Masaya yakın bir yerde çeşme vardı. Eylül çeşmede el yıkama ya da şişeye su doldurma olayına bayıldı. Ki kaç kez suyum bitti bahanesiyle soluğu orada alıyordu. Çeşmenin üstünde de kocaman “sabun kullanmayınız” gibi bir uyarı yazısı yazıyordu. Ama bizim insanımız sabun ne kelime çeşme başında deterjanla bulaşıklarını yıkıyordu!

Eylül bol bol göle taş attı,yerlerde yuvarlandı,orman içi yürüyüş yaptı.Mis gibi temiz hava da mışıl mışıl uyudu.

Hava çok kararmadan yola düştük. Biraz yorgunluk vardı ama yeşilin içinde gidiyor olmak değerdi yorgunluğa.

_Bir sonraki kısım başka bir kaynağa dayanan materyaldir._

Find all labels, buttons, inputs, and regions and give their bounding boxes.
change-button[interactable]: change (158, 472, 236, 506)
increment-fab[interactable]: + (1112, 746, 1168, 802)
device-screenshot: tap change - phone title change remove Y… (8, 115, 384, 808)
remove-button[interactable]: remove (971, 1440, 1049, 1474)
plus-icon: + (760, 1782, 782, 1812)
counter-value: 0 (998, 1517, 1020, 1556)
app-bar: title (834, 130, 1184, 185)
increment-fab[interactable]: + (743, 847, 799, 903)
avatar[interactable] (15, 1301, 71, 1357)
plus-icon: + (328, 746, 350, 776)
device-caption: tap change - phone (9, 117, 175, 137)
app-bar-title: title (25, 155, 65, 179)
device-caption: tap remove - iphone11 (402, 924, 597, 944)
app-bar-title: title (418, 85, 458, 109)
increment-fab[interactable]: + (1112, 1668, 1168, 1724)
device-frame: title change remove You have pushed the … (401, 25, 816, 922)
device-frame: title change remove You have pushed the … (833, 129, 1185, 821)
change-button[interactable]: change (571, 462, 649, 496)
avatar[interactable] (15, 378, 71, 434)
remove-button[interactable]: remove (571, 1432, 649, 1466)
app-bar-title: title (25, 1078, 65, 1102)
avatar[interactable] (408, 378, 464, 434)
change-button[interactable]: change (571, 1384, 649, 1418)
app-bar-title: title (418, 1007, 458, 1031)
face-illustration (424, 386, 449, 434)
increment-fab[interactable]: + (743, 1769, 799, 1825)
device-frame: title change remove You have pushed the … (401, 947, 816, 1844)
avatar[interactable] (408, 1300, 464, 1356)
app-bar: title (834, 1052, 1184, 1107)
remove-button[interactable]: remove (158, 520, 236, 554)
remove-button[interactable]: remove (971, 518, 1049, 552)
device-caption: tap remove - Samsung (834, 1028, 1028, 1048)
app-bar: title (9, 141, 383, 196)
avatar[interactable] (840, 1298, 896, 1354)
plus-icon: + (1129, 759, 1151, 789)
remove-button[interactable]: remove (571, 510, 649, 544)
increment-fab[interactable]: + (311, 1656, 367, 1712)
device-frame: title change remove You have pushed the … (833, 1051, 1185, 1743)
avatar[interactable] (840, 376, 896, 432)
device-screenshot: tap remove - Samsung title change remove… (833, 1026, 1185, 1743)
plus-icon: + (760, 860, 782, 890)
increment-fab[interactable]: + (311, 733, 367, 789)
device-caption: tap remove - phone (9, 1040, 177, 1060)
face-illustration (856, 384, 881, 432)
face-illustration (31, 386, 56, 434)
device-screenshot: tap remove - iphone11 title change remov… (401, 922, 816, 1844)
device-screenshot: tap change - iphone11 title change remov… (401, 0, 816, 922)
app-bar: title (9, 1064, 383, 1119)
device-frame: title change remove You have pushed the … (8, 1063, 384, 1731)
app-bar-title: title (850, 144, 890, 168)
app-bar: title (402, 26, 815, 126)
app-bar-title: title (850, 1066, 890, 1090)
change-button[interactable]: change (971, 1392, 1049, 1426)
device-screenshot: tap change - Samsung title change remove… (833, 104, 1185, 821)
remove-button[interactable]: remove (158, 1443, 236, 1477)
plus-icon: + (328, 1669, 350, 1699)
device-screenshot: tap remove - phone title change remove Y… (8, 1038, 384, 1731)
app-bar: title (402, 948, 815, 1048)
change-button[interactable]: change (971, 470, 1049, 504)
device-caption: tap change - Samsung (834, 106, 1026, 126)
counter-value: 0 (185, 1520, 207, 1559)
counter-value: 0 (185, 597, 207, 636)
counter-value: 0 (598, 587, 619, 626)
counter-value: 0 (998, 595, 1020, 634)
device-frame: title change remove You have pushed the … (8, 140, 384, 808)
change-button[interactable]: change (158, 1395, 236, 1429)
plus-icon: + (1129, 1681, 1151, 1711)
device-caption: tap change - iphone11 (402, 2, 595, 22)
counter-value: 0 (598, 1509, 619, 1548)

Şehirden kaçmak kafa dinlemek adına güzel bir yer, çok rahatsız etmese de kalabalık oluyor pazarları. Bu arada giriş ücretli.


25 Eylül 2011 Pazar

Son Kez İçtim

Bu kez son dedim…

04 Eylül 2007 de son sigaramı içip, o gün sigarayı bıraktım, kendi isteğimle. Destek alarak bıraktım. Ankara’da otururken bir kez desteksiz bırakmayı denemiştim. Yaklaşık 3 ay süren bu süreç bana ızdırap gibiydi. Ve tekrar başlamıştım.

2.denememde İzmir’e yeni taşınmıştık, sigara çok rahatsız etmeye başlamıştı. Havası nedeniyle ve sigaranın da etkisiyle sabahları yorgun kalkıyordum, öksürüyordum, bilumum şeyler işte. Sonrasında Ersoy’la “Sigarayı Bırakmaya” karar verdik.

Biorezonans Tedavi yöntemiyle sigarayı bırakanlar olduğunu biliyordum ve İzmir’de de araştırıp bize en yakın klinikten randevuyu aldım. Balkona oturtuttular ve son sigaramızı içmemizi istediler. Sigarayı terk ediyor oluşum hüzünlendirdi biraz ama artık kararlıydım, istemiyordum. Evet son sigaramızı yarısına kadar içip verilen tüpe koyduk.   

Tedavinin en güzel yani fiziksel bağımlılığı bitirmesi. O gündür bugündür sigara içmiyorum. Tek tük kahve ile içiyorum ama içime çekemiyorum, unutmuşum çünkü sigarayı içmeyi.

Gittiğim yerlerde açık/kapalı yer arama gibi eziyet yok artık hayatımda.

Yemeklerin tadını almaya başladım, çayın ve kahvenin sigarasız çok güzel olduğunu,üzerimize sinen sigara dumanının aslında ne kadar kötü koktuğunu fark ettim. Dilim yarım metre dışarıya çıkmadan merdiven çıktım. Hırlamadan nefes almanın eşsiz bir şey olduğunu keşfettim.

Diyorum ki ben bu meleti nasıl içmişim senelerce. Sigara içiyorken bu lafı söyleyenleri anlayamazdım. Şimdi öyle iyi anlıyorum ki :)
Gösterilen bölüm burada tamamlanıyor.